Ne faut-il pas consentir davantage d'efforts pour aller au-devant des ruptures technologiques et scientifiques pressenties et énumérées dans le livre blanc, pour mieux maîtriser les parades à la vulnérabilité de nos dispositifs satellitaires, pour préserver notre autonomie d'accès à l'espace, pour être un acteur majeur, notamment au sein de l'OTAN, de la défense antimissiles, pour contrer les menaces croissantes contre nos cybersystèmes ?

Force est de constater, monsieur le ministre, que le compte n'y est pas tout à fait, sans vouloir pour autant sous-estimer l'importance des crédits inscrits. Et je crains que les contraintes budgétaires n'offrent guère de perspectives dans les années à venir ! Dès lors, pour ne pas porter atteinte à la cohérence du Livre blanc, je ne vois que deux solutions : intégrer la recherche de défense parmi les secteurs clés concernés par le grand emprunt national, ou procéder à des ajustements dans le périmètre de notre appareil de défense.

S'agissant du grand emprunt, vous nous avez fait part, monsieur le ministre, des démarches que vous avez entreprises et, à cet égard, vous avez le soutien sans réserve de notre commission. Si l'on devait aller jusqu'à une révision de certaines de nos ambitions, je n'hésite pas à évoquer – en mesurant le risque que je prends – la composante aéroportée de notre dissuasion nucléaire. Le Livre blanc la maintient au rang des priorités pendant les quinze ans à venir : c'est dire si la question est ouverte. Or, dans le budget que vous nous présentez, sont inscrits des crédits de recherche en études amont pour la préparation de la rénovation à mi-vie du missile ASMPA. Dès lors, doit-on s'interdire de réfléchir à l'évolution de notre armement nucléaire, qui a déjà connu la suppression des missiles du plateau d'Albion et celle des systèmes Pluton et Hadès ? Notre dissuasion nucléaire est le pilier central de notre stratégie de défense et doit le rester, mais elle n'a pas vocation à devenir une nouvelle ligne Maginot !

Le deuxième défi est européen : la coopération européenne permet de réduire l'écart avec les États-Unis. Mais il conviendrait que les États membres renoncent à la maîtrise strictement nationale de certaines technologies au profit d'autres États proposant des solutions plus matures et plus compétitives – je sais vos efforts en la matière. Par ailleurs, il est nécessaire de fédérer les programmes de recherche et technologie dans les domaines où l'Europe est en retard.

Troisième défi : la recherche duale. Je rappelle que celle-ci s'est révélée extrêmement utile – les programmes du CNES en témoignent notamment – mais qu'elle dispose d'un budget limité : 200 millions d'euros au titre du programme 191. Par ailleurs, certains des crédits dévolus au CNES tendent à être annulés, ce qui est inacceptable car cela risque de le conduire à démanteler ses projets industriels.

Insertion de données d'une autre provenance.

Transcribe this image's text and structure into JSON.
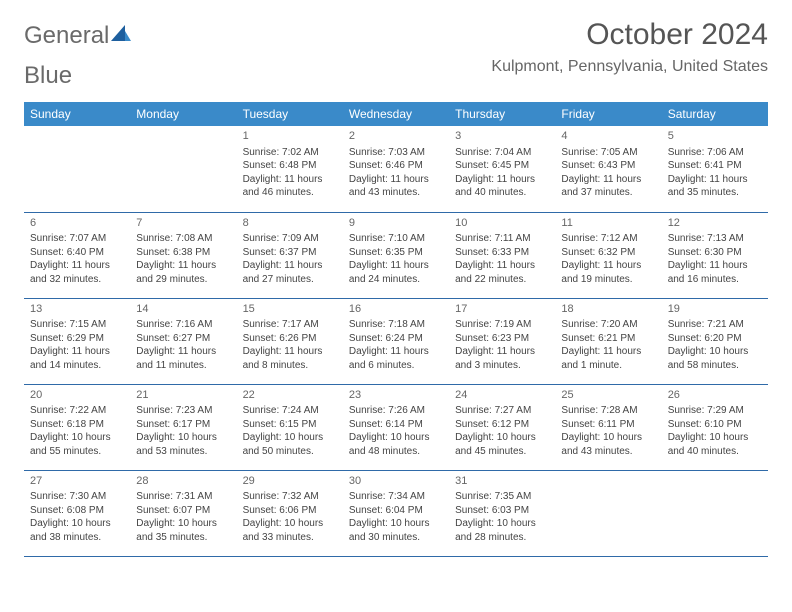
{
  "logo": {
    "word1": "General",
    "word2": "Blue"
  },
  "title": "October 2024",
  "location": "Kulpmont, Pennsylvania, United States",
  "colors": {
    "header_bg": "#3a8ac9",
    "rule": "#2f6aa8",
    "text": "#444444"
  },
  "weekdays": [
    "Sunday",
    "Monday",
    "Tuesday",
    "Wednesday",
    "Thursday",
    "Friday",
    "Saturday"
  ],
  "weeks": [
    [
      null,
      null,
      {
        "n": "1",
        "r": "Sunrise: 7:02 AM",
        "s": "Sunset: 6:48 PM",
        "d1": "Daylight: 11 hours",
        "d2": "and 46 minutes."
      },
      {
        "n": "2",
        "r": "Sunrise: 7:03 AM",
        "s": "Sunset: 6:46 PM",
        "d1": "Daylight: 11 hours",
        "d2": "and 43 minutes."
      },
      {
        "n": "3",
        "r": "Sunrise: 7:04 AM",
        "s": "Sunset: 6:45 PM",
        "d1": "Daylight: 11 hours",
        "d2": "and 40 minutes."
      },
      {
        "n": "4",
        "r": "Sunrise: 7:05 AM",
        "s": "Sunset: 6:43 PM",
        "d1": "Daylight: 11 hours",
        "d2": "and 37 minutes."
      },
      {
        "n": "5",
        "r": "Sunrise: 7:06 AM",
        "s": "Sunset: 6:41 PM",
        "d1": "Daylight: 11 hours",
        "d2": "and 35 minutes."
      }
    ],
    [
      {
        "n": "6",
        "r": "Sunrise: 7:07 AM",
        "s": "Sunset: 6:40 PM",
        "d1": "Daylight: 11 hours",
        "d2": "and 32 minutes."
      },
      {
        "n": "7",
        "r": "Sunrise: 7:08 AM",
        "s": "Sunset: 6:38 PM",
        "d1": "Daylight: 11 hours",
        "d2": "and 29 minutes."
      },
      {
        "n": "8",
        "r": "Sunrise: 7:09 AM",
        "s": "Sunset: 6:37 PM",
        "d1": "Daylight: 11 hours",
        "d2": "and 27 minutes."
      },
      {
        "n": "9",
        "r": "Sunrise: 7:10 AM",
        "s": "Sunset: 6:35 PM",
        "d1": "Daylight: 11 hours",
        "d2": "and 24 minutes."
      },
      {
        "n": "10",
        "r": "Sunrise: 7:11 AM",
        "s": "Sunset: 6:33 PM",
        "d1": "Daylight: 11 hours",
        "d2": "and 22 minutes."
      },
      {
        "n": "11",
        "r": "Sunrise: 7:12 AM",
        "s": "Sunset: 6:32 PM",
        "d1": "Daylight: 11 hours",
        "d2": "and 19 minutes."
      },
      {
        "n": "12",
        "r": "Sunrise: 7:13 AM",
        "s": "Sunset: 6:30 PM",
        "d1": "Daylight: 11 hours",
        "d2": "and 16 minutes."
      }
    ],
    [
      {
        "n": "13",
        "r": "Sunrise: 7:15 AM",
        "s": "Sunset: 6:29 PM",
        "d1": "Daylight: 11 hours",
        "d2": "and 14 minutes."
      },
      {
        "n": "14",
        "r": "Sunrise: 7:16 AM",
        "s": "Sunset: 6:27 PM",
        "d1": "Daylight: 11 hours",
        "d2": "and 11 minutes."
      },
      {
        "n": "15",
        "r": "Sunrise: 7:17 AM",
        "s": "Sunset: 6:26 PM",
        "d1": "Daylight: 11 hours",
        "d2": "and 8 minutes."
      },
      {
        "n": "16",
        "r": "Sunrise: 7:18 AM",
        "s": "Sunset: 6:24 PM",
        "d1": "Daylight: 11 hours",
        "d2": "and 6 minutes."
      },
      {
        "n": "17",
        "r": "Sunrise: 7:19 AM",
        "s": "Sunset: 6:23 PM",
        "d1": "Daylight: 11 hours",
        "d2": "and 3 minutes."
      },
      {
        "n": "18",
        "r": "Sunrise: 7:20 AM",
        "s": "Sunset: 6:21 PM",
        "d1": "Daylight: 11 hours",
        "d2": "and 1 minute."
      },
      {
        "n": "19",
        "r": "Sunrise: 7:21 AM",
        "s": "Sunset: 6:20 PM",
        "d1": "Daylight: 10 hours",
        "d2": "and 58 minutes."
      }
    ],
    [
      {
        "n": "20",
        "r": "Sunrise: 7:22 AM",
        "s": "Sunset: 6:18 PM",
        "d1": "Daylight: 10 hours",
        "d2": "and 55 minutes."
      },
      {
        "n": "21",
        "r": "Sunrise: 7:23 AM",
        "s": "Sunset: 6:17 PM",
        "d1": "Daylight: 10 hours",
        "d2": "and 53 minutes."
      },
      {
        "n": "22",
        "r": "Sunrise: 7:24 AM",
        "s": "Sunset: 6:15 PM",
        "d1": "Daylight: 10 hours",
        "d2": "and 50 minutes."
      },
      {
        "n": "23",
        "r": "Sunrise: 7:26 AM",
        "s": "Sunset: 6:14 PM",
        "d1": "Daylight: 10 hours",
        "d2": "and 48 minutes."
      },
      {
        "n": "24",
        "r": "Sunrise: 7:27 AM",
        "s": "Sunset: 6:12 PM",
        "d1": "Daylight: 10 hours",
        "d2": "and 45 minutes."
      },
      {
        "n": "25",
        "r": "Sunrise: 7:28 AM",
        "s": "Sunset: 6:11 PM",
        "d1": "Daylight: 10 hours",
        "d2": "and 43 minutes."
      },
      {
        "n": "26",
        "r": "Sunrise: 7:29 AM",
        "s": "Sunset: 6:10 PM",
        "d1": "Daylight: 10 hours",
        "d2": "and 40 minutes."
      }
    ],
    [
      {
        "n": "27",
        "r": "Sunrise: 7:30 AM",
        "s": "Sunset: 6:08 PM",
        "d1": "Daylight: 10 hours",
        "d2": "and 38 minutes."
      },
      {
        "n": "28",
        "r": "Sunrise: 7:31 AM",
        "s": "Sunset: 6:07 PM",
        "d1": "Daylight: 10 hours",
        "d2": "and 35 minutes."
      },
      {
        "n": "29",
        "r": "Sunrise: 7:32 AM",
        "s": "Sunset: 6:06 PM",
        "d1": "Daylight: 10 hours",
        "d2": "and 33 minutes."
      },
      {
        "n": "30",
        "r": "Sunrise: 7:34 AM",
        "s": "Sunset: 6:04 PM",
        "d1": "Daylight: 10 hours",
        "d2": "and 30 minutes."
      },
      {
        "n": "31",
        "r": "Sunrise: 7:35 AM",
        "s": "Sunset: 6:03 PM",
        "d1": "Daylight: 10 hours",
        "d2": "and 28 minutes."
      },
      null,
      null
    ]
  ]
}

Dernier point, enfin, un budget pour l'espace globalement conforme à la loi de programmation militaire, mais qui comporte des incertitudes extrêmement préoccupantes.

Les crédits prévus pour 2010 en matière spatiale, qui dépassent le seul cadre du programme 144, sont dans la ligne des orientations de la LPM. Ainsi, les crédits de paiement enregistrent une forte augmentation, avec un montant de 426,7 millions d'euros prévus, contre moins de 200 millions en 2009. En revanche, les autorisations d'engagement baissent, passant de près de 481 millions à 233 millions, essentiellement en raison de l'étalement dans le temps des phases de commande des projets. Je souhaite à cet égard qu'un échéancier précis des autorisations d'engagement prévues jusqu'en 2014 soit fourni, avec les crédits de paiement correspondants, afin de voir comment le Gouvernement entend exactement mettre en oeuvre la LPM dans la durée.